Sports News

Kentucky Derby, where revenue flows like aged Bourbon

(Reuters) - Since its first running in 1875, the Kentucky Derby has remained one of those tribal, celebratory events that bring our ever-fragmented viewing populace together.

May 6, 2016; Louisville, KY, USA; A general view as crowds fill the paddock area before the 2016 Kentucky Oaks at Churchill Downs. Mandatory Credit: Jamie Rhodes-USA TODAY Sports

Even if you’ve never placed a live bet on the ponies, or if you consider pitting highly inbred animals against one another a form of medieval cruelty, odds are that you’ve at least seen the first leg of U.S. thoroughbred racing’s Triple Crown.

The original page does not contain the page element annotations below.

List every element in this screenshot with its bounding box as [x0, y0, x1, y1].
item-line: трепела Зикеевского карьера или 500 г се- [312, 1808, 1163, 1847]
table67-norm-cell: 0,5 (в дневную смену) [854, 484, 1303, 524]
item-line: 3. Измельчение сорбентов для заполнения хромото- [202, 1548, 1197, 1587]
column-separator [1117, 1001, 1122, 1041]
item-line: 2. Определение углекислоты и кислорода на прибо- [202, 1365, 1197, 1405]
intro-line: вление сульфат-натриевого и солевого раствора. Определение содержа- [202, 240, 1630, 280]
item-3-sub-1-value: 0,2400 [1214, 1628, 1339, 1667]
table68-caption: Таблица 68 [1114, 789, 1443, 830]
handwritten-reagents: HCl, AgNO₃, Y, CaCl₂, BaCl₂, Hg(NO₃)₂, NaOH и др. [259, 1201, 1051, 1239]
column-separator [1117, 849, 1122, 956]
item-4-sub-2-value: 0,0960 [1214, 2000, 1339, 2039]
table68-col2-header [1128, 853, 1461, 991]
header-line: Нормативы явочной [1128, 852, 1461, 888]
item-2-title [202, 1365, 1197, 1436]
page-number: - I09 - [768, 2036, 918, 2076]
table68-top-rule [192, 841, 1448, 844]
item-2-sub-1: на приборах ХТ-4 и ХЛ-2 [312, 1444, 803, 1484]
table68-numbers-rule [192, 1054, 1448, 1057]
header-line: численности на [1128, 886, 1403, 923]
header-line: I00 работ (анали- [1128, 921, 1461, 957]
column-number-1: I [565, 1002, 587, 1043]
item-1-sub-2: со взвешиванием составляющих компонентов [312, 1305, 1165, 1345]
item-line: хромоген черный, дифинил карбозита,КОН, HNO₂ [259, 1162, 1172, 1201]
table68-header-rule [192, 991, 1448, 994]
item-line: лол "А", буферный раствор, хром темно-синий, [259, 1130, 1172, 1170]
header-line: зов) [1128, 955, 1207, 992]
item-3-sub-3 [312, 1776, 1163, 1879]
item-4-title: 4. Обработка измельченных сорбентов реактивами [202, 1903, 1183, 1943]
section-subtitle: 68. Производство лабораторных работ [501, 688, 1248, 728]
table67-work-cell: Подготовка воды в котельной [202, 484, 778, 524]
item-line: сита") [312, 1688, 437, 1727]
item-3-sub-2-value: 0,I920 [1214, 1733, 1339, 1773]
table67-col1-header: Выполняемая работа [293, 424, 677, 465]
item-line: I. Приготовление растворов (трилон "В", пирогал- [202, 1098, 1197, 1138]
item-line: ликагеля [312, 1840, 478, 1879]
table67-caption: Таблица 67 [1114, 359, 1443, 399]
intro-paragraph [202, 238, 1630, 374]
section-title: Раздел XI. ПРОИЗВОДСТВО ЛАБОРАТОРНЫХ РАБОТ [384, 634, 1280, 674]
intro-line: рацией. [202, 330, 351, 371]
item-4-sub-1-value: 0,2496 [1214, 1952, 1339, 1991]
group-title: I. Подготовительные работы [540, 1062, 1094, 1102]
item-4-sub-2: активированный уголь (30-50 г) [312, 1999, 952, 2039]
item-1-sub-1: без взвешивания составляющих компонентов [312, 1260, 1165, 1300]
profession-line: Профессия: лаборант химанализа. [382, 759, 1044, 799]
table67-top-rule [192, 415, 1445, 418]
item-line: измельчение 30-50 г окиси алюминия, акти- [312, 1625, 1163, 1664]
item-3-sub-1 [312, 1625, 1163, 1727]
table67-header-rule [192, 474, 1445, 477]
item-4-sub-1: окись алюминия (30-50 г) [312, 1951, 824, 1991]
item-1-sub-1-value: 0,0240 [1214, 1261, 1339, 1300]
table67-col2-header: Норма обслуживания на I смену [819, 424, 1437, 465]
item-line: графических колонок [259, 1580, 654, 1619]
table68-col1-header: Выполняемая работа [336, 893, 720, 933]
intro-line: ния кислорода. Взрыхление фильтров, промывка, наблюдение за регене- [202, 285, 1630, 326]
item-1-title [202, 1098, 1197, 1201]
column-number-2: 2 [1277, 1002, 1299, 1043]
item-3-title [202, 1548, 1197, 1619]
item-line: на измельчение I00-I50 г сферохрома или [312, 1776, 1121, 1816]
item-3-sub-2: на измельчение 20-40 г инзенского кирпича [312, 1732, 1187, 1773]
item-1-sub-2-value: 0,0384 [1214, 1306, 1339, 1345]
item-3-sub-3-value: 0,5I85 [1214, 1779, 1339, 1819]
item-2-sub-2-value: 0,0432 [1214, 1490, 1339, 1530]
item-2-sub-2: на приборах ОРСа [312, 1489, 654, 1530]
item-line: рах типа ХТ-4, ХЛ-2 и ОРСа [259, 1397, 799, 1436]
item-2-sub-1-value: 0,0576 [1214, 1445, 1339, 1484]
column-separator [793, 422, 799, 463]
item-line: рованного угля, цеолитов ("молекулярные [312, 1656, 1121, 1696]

The Kentucky Derby is our equine Miss America pageant, the first Saturday in May devoted to the Sport of Kings and the beautiful people who attend the annual behatted, bespoke gala at the famed Churchill Downs in Louisville, Kentucky.

While the odds are long that we’ll see another Triple Crown winner this year, Churchill Downs, broadcast partners led by NBC, and the thoroughbred racing industry still have ample reason to celebrate ahead of the 142nd Run for the Roses.

In the wake of American Pharoah’s thrilling run to be the first Triple Crown winner since Affirmed in 1978 and the sport’s first-ever Grand Slam champion after winning the Breeders Cup Classic in October, millions more casual sports fans than usual are expected to tune into Saturday’s signature race.

American Pharoah himself is out to stud – he’s reportedly impregnated close to 100 mares, at a cost for each breeding session of $200,000.

But the legacy he leaves behind has reignited interest in thoroughbred racing. And the first stakeholders to benefit are Churchill Downs and the Louisville region.

Louisville-based gambling and racing company Churchill Downs Inc. recently reported what it called record revenue and earnings during the first quarter, due to gains in its computer gaming business, a surge of new players to its online horse betting site and boosts in racing and casino segments.

The company said net revenue jumped 15 percent to $288.4 million compared to the year-ago period while adjusted earnings rose 6 percent to $52.8 million. Net income was $2.8 million compared to a $1.6 million loss last year.

Further, the Kentucky Derby is an event whose horsepower fuels the state’s economic engine.

The most recent economic impact study commissioned shows the Kentucky Derby has a $400 million economic impact on the region. Statewide, the equine industry has a $4 billion impact, generating over 55,000 jobs.

The Derby has always stood for glitz and glamour, and NBC Sports Group adds sequins and feathers as well, as former figure skaters Johnny Weir and Tara Lipinski once again take part in coverage of this year’s event.

The charismatic duo, who emerged as the U.S. media darlings of the Sochi Olympics, continue their gossipy banter in Louisville as they comment on parties, lifestyle, fashion, and trackside celebrity sightings in an effort to further appeal to the Derby’s largely female audience.

Last year, more than 52 percent of viewers were women.

Accordingly, NBC has turned its Kentucky Derby coverage into a full week of entertainment, not only on NBC Sports Network, but also tying in to its late night and primetime programming. The Derby is just the tip of the crown for NBC Sports’ horse racing coverage this year.

The cable network will broadcast more than a dozen racing programs in the next few months – “the largest single horse racing commitment that the company has made in the sport,” according to NBC Sports Group President Jon Miller.

Galloping into the celebratory spirit, NBC Sports Group is running its “most comprehensive social media plan ever” for the 142nd Kentucky Derby, according to the net.

The plan features the likes of a tweet-powered brooch worn by fashion and lifestyle reporter Weir, live streams of Churchill Downs via Periscope’s GoPro integration as well as Facebook Live chats on the red carpet.

Weir’s tweet-powered brooch will gallop and illuminate as more conversation is generated on Twitter, while the “Peacock Paddock” will go live on Facebook and feature a 55-inch touch screen monitor to showcase social media trends and Kentucky Derby parties around the country, and assist Weir and Lipinski’s fashion segments.

Other elements will be housed at a “social center”, to allow fans to access and sort social media content from Instagram, Twitter, and Vine via various streams including horse racing experts, horses, and more.

Fittingly – especially with Weir, Lapinsky, and the NBC Sports Group, home of the NHL, presiding over the festivities – the favorite in Saturday’s race is Nyquist, namesake of NHL standout Gustav Nyquist (the horse’s owner is a rabid Detroit Red Wings fan).

Regardless of which horse wins, it’s a safe bet that come Saturday, America’s Triple Crown fever will return before the ice has a chance to melt in your mint julep.